So goes the Cole Porter song from “High Society.” And while I’m decidedly short of funds, I do have a trick to feeling like a million bucks that I’d like to pass along.
I think the story goes that when a certain young actor, who was then penniless, was asked to play a millionaire playboy, he asked in return how he could possibly feel like a very rich man? The director told him to go to the bank and withdraw USD$5,000 and put it into his front trouser pocket to carry around for the day.
It worked like a charm and the young actor went on to become a famous actor who specialized in playing the gentry. (Sorry, I can’t remember who it was. Maybe it’s an urban myth. But I think I heard it on “Frrr-esh Air with Teri Gross.”)

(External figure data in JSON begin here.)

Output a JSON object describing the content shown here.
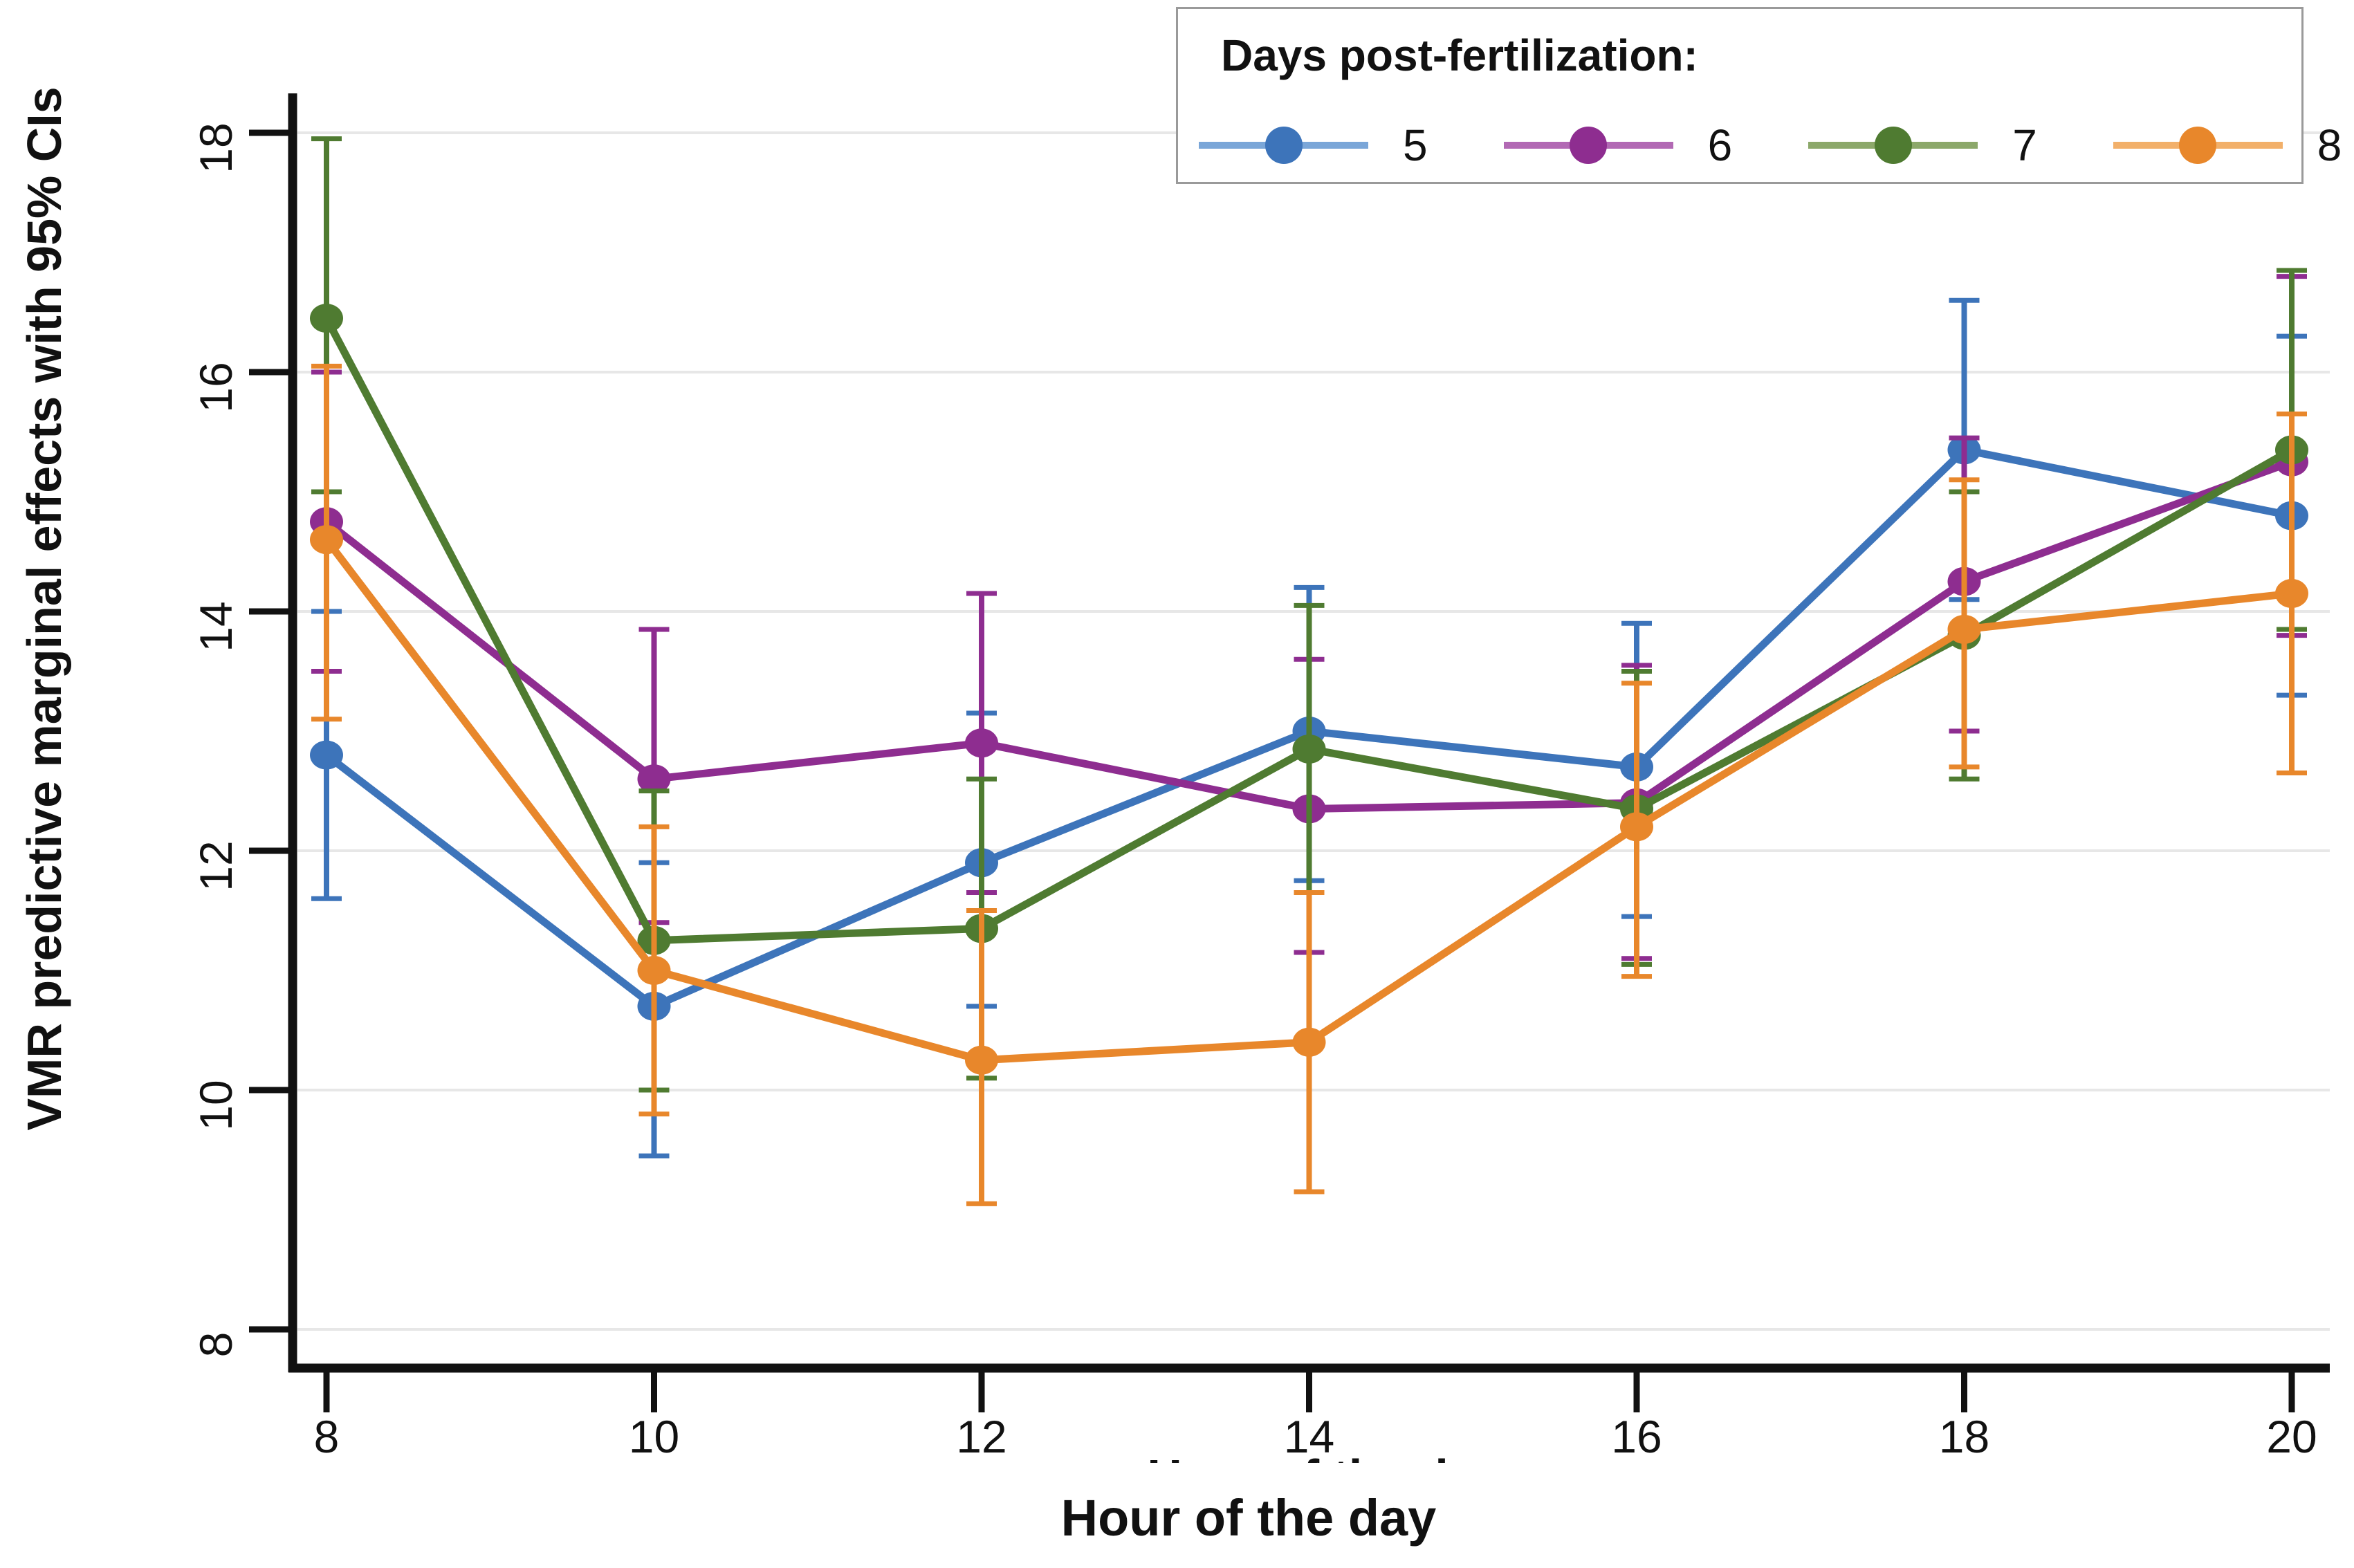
{
  "figure": {
    "y_axis_title": "VMR predictive marginal effects with 95% CIs",
    "x_axis_title": "Hour of the day",
    "x_axis_title_clipped": "Hour of the day"
  },
  "legend": {
    "title": "Days post-fertilization:",
    "entries": [
      {
        "label": "5",
        "color": "#3d74ba",
        "line_color": "#7aa6d8"
      },
      {
        "label": "6",
        "color": "#8e2d90",
        "line_color": "#b269b4"
      },
      {
        "label": "7",
        "color": "#4f7b31",
        "line_color": "#8ca86a"
      },
      {
        "label": "8",
        "color": "#e8872b",
        "line_color": "#f2b06a"
      }
    ]
  },
  "chart_data": {
    "type": "line",
    "title": "",
    "xlabel": "Hour of the day",
    "ylabel": "VMR predictive marginal effects with 95% CIs",
    "legend_title": "Days post-fertilization:",
    "legend_position": "top-right",
    "x": [
      8,
      10,
      12,
      14,
      16,
      18,
      20
    ],
    "x_ticks": [
      8,
      10,
      12,
      14,
      16,
      18,
      20
    ],
    "y_ticks": [
      8,
      10,
      12,
      14,
      16,
      18
    ],
    "xlim": [
      7.8,
      20.1
    ],
    "ylim": [
      7.7,
      18.3
    ],
    "grid": "horizontal",
    "error_bars": "95% CI",
    "series": [
      {
        "name": "5",
        "color": "#3d74ba",
        "values": [
          12.8,
          10.7,
          11.9,
          13.0,
          12.7,
          15.35,
          14.8
        ],
        "ci_low": [
          11.6,
          9.45,
          10.7,
          11.75,
          11.45,
          14.1,
          13.3
        ],
        "ci_high": [
          14.0,
          11.9,
          13.15,
          14.2,
          13.9,
          16.6,
          16.3
        ]
      },
      {
        "name": "6",
        "color": "#8e2d90",
        "values": [
          14.75,
          12.6,
          12.9,
          12.35,
          12.4,
          14.25,
          15.25
        ],
        "ci_low": [
          13.5,
          11.4,
          11.65,
          11.15,
          11.1,
          13.0,
          13.8
        ],
        "ci_high": [
          16.0,
          13.85,
          14.15,
          13.6,
          13.55,
          15.45,
          16.8
        ]
      },
      {
        "name": "7",
        "color": "#4f7b31",
        "values": [
          16.45,
          11.25,
          11.35,
          12.85,
          12.35,
          13.8,
          15.35
        ],
        "ci_low": [
          15.0,
          10.0,
          10.1,
          11.65,
          11.05,
          12.6,
          13.85
        ],
        "ci_high": [
          17.95,
          12.5,
          12.6,
          14.05,
          13.5,
          15.0,
          16.85
        ]
      },
      {
        "name": "8",
        "color": "#e8872b",
        "values": [
          14.6,
          11.0,
          10.25,
          10.4,
          12.2,
          13.85,
          14.15
        ],
        "ci_low": [
          13.1,
          9.8,
          9.05,
          9.15,
          10.95,
          12.7,
          12.65
        ],
        "ci_high": [
          16.05,
          12.2,
          11.5,
          11.65,
          13.4,
          15.1,
          15.65
        ]
      }
    ]
  }
}
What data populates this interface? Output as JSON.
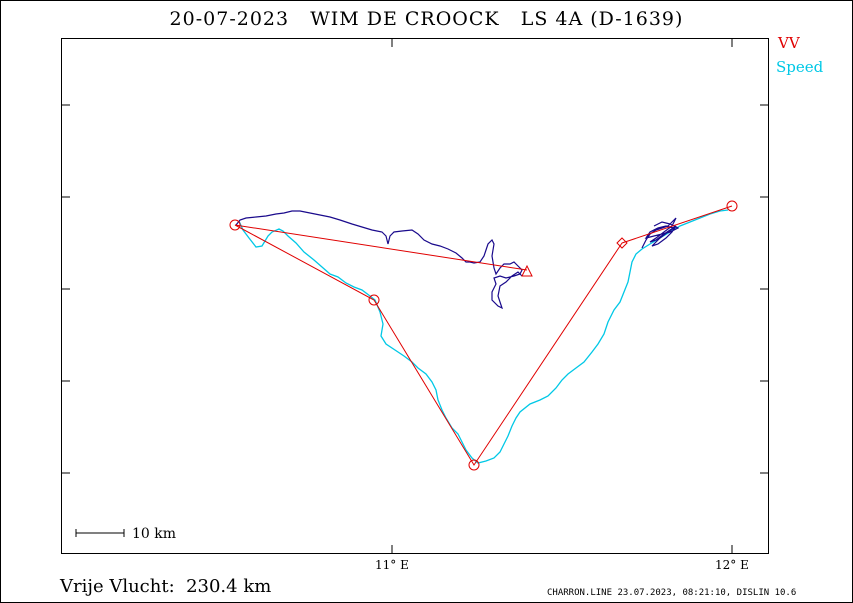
{
  "title": "20-07-2023   WIM DE CROOCK   LS 4A (D-1639)",
  "legend": {
    "vv": {
      "label": "VV",
      "color": "#e00000"
    },
    "speed": {
      "label": "Speed",
      "color": "#00c8e6"
    }
  },
  "track_color": "#1a0a8c",
  "axis": {
    "x_ticks": [
      {
        "label": "11° E"
      },
      {
        "label": "12° E"
      }
    ]
  },
  "scale_bar": {
    "label": "10 km"
  },
  "distance": "Vrije Vlucht:  230.4 km",
  "footer": "CHARRON.LINE 23.07.2023, 08:21:10, DISLIN 10.6"
}
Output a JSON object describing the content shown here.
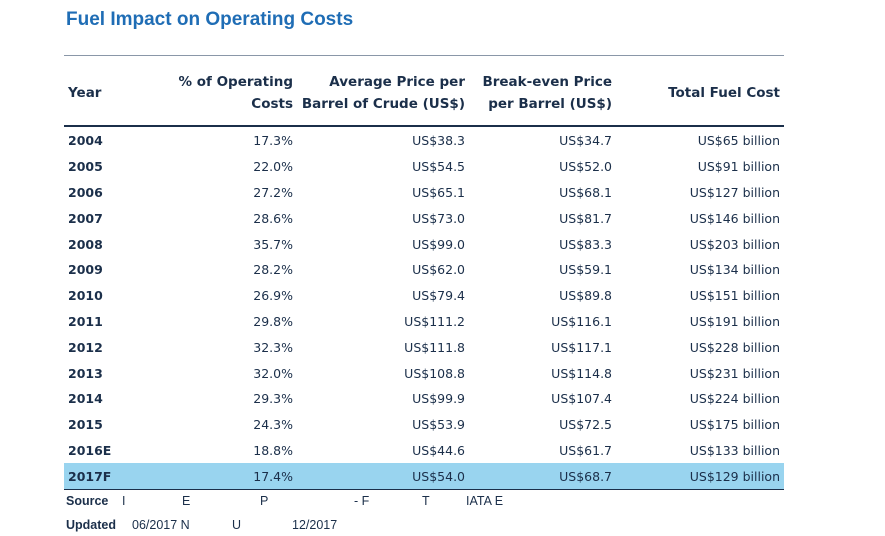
{
  "title": "Fuel Impact on Operating Costs",
  "headers": {
    "year": "Year",
    "pct_line1": "% of Operating",
    "pct_line2": "Costs",
    "avg_line1": "Average Price per",
    "avg_line2": "Barrel of Crude (US$)",
    "be_line1": "Break-even Price",
    "be_line2": "per Barrel (US$)",
    "total": "Total Fuel Cost"
  },
  "rows": [
    {
      "year": "2004",
      "pct": "17.3%",
      "avg": "US$38.3",
      "breakeven": "US$34.7",
      "total": "US$65 billion"
    },
    {
      "year": "2005",
      "pct": "22.0%",
      "avg": "US$54.5",
      "breakeven": "US$52.0",
      "total": "US$91 billion"
    },
    {
      "year": "2006",
      "pct": "27.2%",
      "avg": "US$65.1",
      "breakeven": "US$68.1",
      "total": "US$127 billion"
    },
    {
      "year": "2007",
      "pct": "28.6%",
      "avg": "US$73.0",
      "breakeven": "US$81.7",
      "total": "US$146 billion"
    },
    {
      "year": "2008",
      "pct": "35.7%",
      "avg": "US$99.0",
      "breakeven": "US$83.3",
      "total": "US$203 billion"
    },
    {
      "year": "2009",
      "pct": "28.2%",
      "avg": "US$62.0",
      "breakeven": "US$59.1",
      "total": "US$134 billion"
    },
    {
      "year": "2010",
      "pct": "26.9%",
      "avg": "US$79.4",
      "breakeven": "US$89.8",
      "total": "US$151 billion"
    },
    {
      "year": "2011",
      "pct": "29.8%",
      "avg": "US$111.2",
      "breakeven": "US$116.1",
      "total": "US$191 billion"
    },
    {
      "year": "2012",
      "pct": "32.3%",
      "avg": "US$111.8",
      "breakeven": "US$117.1",
      "total": "US$228 billion"
    },
    {
      "year": "2013",
      "pct": "32.0%",
      "avg": "US$108.8",
      "breakeven": "US$114.8",
      "total": "US$231 billion"
    },
    {
      "year": "2014",
      "pct": "29.3%",
      "avg": "US$99.9",
      "breakeven": "US$107.4",
      "total": "US$224 billion"
    },
    {
      "year": "2015",
      "pct": "24.3%",
      "avg": "US$53.9",
      "breakeven": "US$72.5",
      "total": "US$175 billion"
    },
    {
      "year": "2016E",
      "pct": "18.8%",
      "avg": "US$44.6",
      "breakeven": "US$61.7",
      "total": "US$133 billion"
    },
    {
      "year": "2017F",
      "pct": "17.4%",
      "avg": "US$54.0",
      "breakeven": "US$68.7",
      "total": "US$129 billion",
      "highlight": true
    }
  ],
  "source": {
    "label": "Source",
    "fragments": [
      "I",
      "E",
      "P",
      "- F",
      "T",
      "IATA E"
    ]
  },
  "updated": {
    "label": "Updated",
    "fragments": [
      "06/2017 N",
      "U",
      "12/2017"
    ]
  },
  "colors": {
    "title": "#1f6db5",
    "highlight_row": "#99d4ef",
    "text": "#1b2f4a"
  }
}
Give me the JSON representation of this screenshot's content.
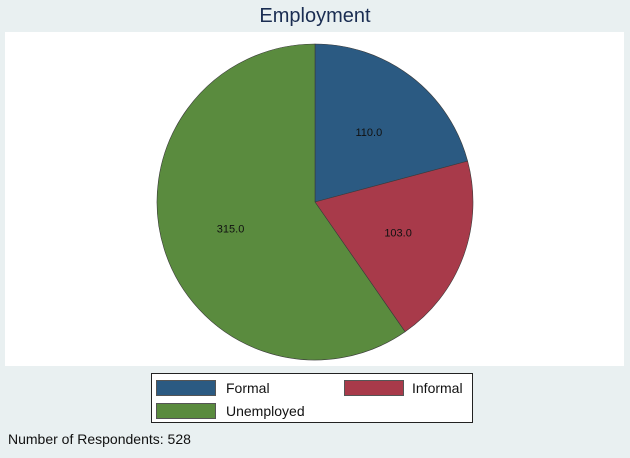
{
  "chart_data": {
    "type": "pie",
    "title": "Employment",
    "slices": [
      {
        "name": "Formal",
        "value": 110,
        "label": "110.0",
        "color": "#2b5a82"
      },
      {
        "name": "Informal",
        "value": 103,
        "label": "103.0",
        "color": "#a83a4a"
      },
      {
        "name": "Unemployed",
        "value": 315,
        "label": "315.0",
        "color": "#5a8b3e"
      }
    ],
    "start_angle_deg": 90,
    "direction": "clockwise",
    "legend_position": "bottom"
  },
  "legend": {
    "items": [
      {
        "label": "Formal",
        "color": "#2b5a82"
      },
      {
        "label": "Informal",
        "color": "#a83a4a"
      },
      {
        "label": "Unemployed",
        "color": "#5a8b3e"
      }
    ]
  },
  "note": "Number of Respondents: 528"
}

Now, I wouldn’t even know where to lay my hands on that much cash. Nor would I be very good at carrying it on my person (for any length of time.) But I do like to carry $50 around in case I have to pick up a bar tab or cab home or tip someone helpful.
And when I do carry cash, I carry it in the sterling silver money clip seen above. It is the second one I’ve had in the shape of a paper clip (a marvel of industrial design.) The first didn’t have the monogrammable disk. (I’m thinking of having this one engraved with “Pls. Refill.”) Both were gifts from very special people, my father in the first case (it went missing some time ago) and the disarming Mrs. E in the other.
They really do make thoughtful gifts.
Carrying a money clip serves more than one purpose; it makes me think about the cash I’m using, and it keeps me from having to carry a “billfold.” Which in turn keeps me from walking around with the bulging back pocket and popped open pleats. (My “wallet” is a credit card case that holds only a few necessary cards and identification. When I did carry a wallet, it was one of those larger ones that fits inside your inner breast pocket in your suit.)
In other words, it makes me feel more elegant. And I bet it will you, too.
So until that lucky day when my man will carry my umbrella and cheque book and wear a watch for me, I will continue to use my money clip — just four smaller bills, please.